Here are sample crops from an artificially-lit scene at each of the Fuji F480's ISO settings. Next to each of these crops, there is a crop from the Canon Powershot A720 IS at the same ISO setting. Although these are both digital cameras with 8 megapixels sensors, they are not direct competitors because the A720 is not an ultra-compact and has a much larger feature-set.
Images below are all unmodified 100% crops from their respective cameras. The ISO sensitivity was set on the camera but white-balance and exposure were fully-automatic, not that there is a choice on the Fuji F480. The A720 was left to its default settings.

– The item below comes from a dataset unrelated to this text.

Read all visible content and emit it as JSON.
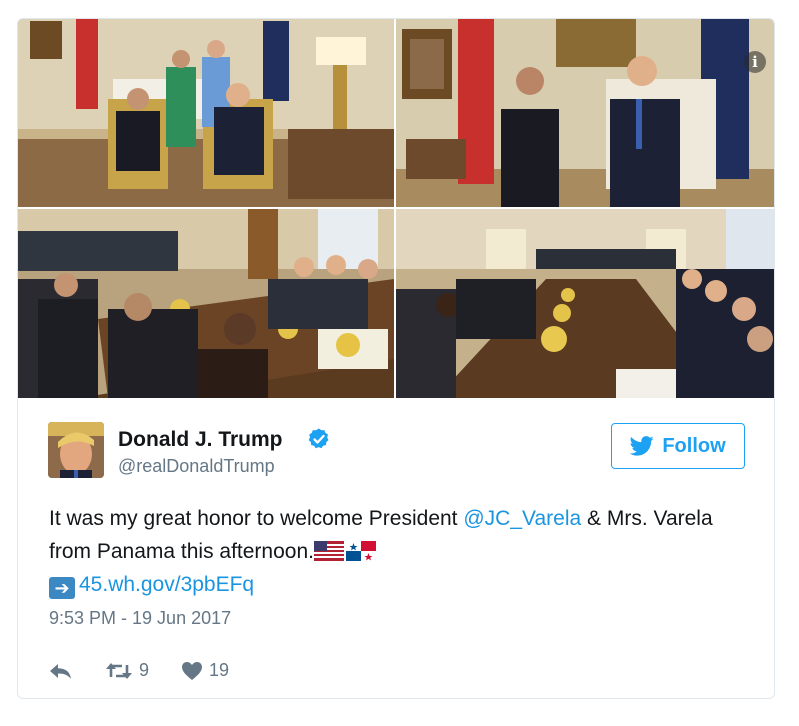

These crops help determine which ISO settings can be acceptably used on these cameras. As noise increases, most cameras compensate with noise reduction which introduces softness. The result is that, while you can partly reduce noise at the expense of details, the maximum acceptable print size gets smaller as ISO is increased. The point at which a print become unacceptably noisy is a matter of personal taste.

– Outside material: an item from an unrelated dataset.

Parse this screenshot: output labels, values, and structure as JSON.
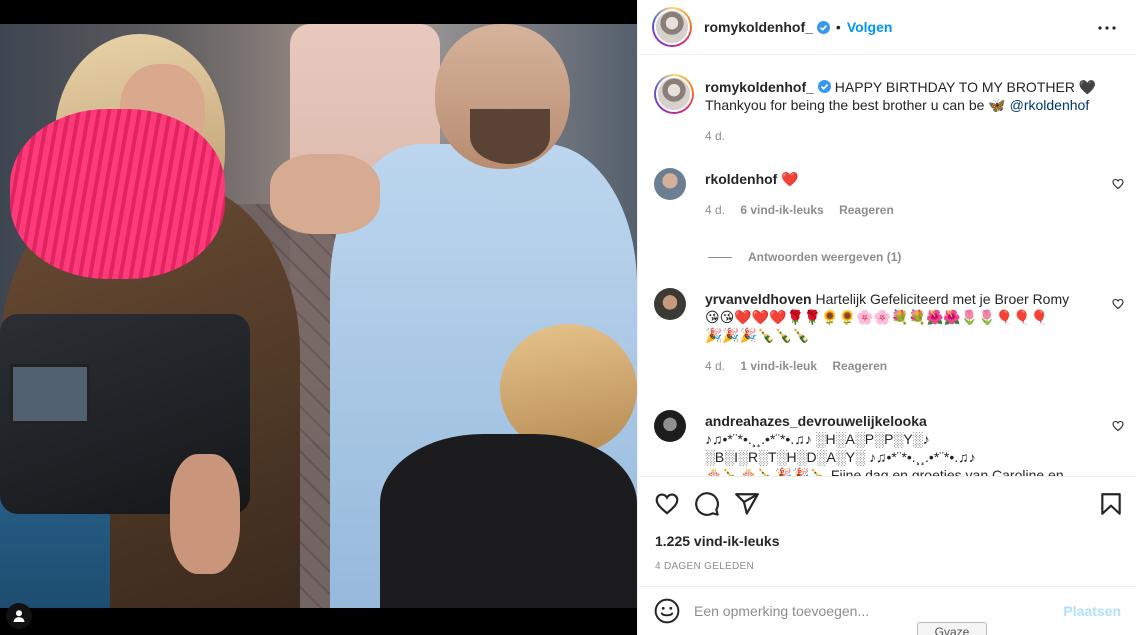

Take a look at these images and then scroll down to our conclusion which is based on hundreds of images taken with the Fuji Finepix F480, including the ones from which these crops were taken.
Fuji Finepix F480
Canon Powershot A720 IS
ISO 100 - 1/4s F4.4
ISO 100 - 1/4s F4.5
ISO 200 - 1/8s F4.4
ISO 200 - 1/8s F4.5
ISO 400 - 1/17s F4.4
ISO 400 - 1/15s F4.5
ISO 800 - 1/34s F4.4
ISO 800 - 1/30s F4.5
ISO 1600 - 1/60s F4.5
These images show many differences between the two cameras. Colors are obviously different, with the Canon A720 showing colors which are closer to reality. The F480, being more consumer-oriented, exaggerates the red channel to produce a more vivid but less realistic image. Exposure is very similar, with both cameras choosing the same shutter-speed and a nearly identical apertures (F4.4 vs F4.5). Although exposures are similar, the F480 produces a brighter image, which suggests that the F480 is more sensitive to light. In other words. In other words, these two cameras have different interpretation of ISO sensitivities.

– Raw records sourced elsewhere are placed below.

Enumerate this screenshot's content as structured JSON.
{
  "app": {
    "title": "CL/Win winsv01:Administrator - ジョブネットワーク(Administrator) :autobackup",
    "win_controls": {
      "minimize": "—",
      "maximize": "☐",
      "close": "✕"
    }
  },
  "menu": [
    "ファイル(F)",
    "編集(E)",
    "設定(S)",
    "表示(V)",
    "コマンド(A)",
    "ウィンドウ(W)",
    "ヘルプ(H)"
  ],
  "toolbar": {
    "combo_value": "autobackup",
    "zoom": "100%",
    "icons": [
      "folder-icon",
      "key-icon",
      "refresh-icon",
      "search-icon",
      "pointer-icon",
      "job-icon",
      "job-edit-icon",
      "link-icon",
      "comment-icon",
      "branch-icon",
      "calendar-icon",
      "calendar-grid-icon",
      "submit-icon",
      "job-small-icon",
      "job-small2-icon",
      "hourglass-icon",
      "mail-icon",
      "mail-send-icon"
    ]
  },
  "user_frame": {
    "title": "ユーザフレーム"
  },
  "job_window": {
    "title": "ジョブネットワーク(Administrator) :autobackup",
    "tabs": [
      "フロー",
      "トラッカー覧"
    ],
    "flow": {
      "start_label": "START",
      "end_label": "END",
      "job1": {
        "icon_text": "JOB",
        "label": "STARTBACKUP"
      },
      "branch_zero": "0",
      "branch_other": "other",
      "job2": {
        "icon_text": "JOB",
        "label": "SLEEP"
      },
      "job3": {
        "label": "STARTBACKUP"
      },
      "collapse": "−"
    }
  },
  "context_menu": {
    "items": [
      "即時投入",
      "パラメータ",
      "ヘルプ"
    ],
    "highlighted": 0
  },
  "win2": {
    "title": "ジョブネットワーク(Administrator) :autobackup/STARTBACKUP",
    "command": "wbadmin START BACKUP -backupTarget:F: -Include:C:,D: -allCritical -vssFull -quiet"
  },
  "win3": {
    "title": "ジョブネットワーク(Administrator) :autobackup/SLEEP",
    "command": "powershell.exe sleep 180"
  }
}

With regards to ISO performance, we can clearly see that both the Fuji and the Canon have to balance noise and detail at each ISO setting. As expected, both cameras produced sharp an clean ISO 100 images. At ISO 200, noise is still very subtle but the images became a tad softer, showing that noise-reduction is already kicking in. As we get to ISO 400, images from both cameras become noticeably more noisy and softer. This trend continues into ISO 800, and into ISO 1600 for the A720. The main difference here is that Fuji appears to be applying stronger noise-reduction which produces less noisy but softer images. We would say that until ISO 400, both cameras can pull-off a good mid-size print (12"x9"). ISO 800 is noisy enough that noise is visible on all but small print sizes, say 4"x5 1/3".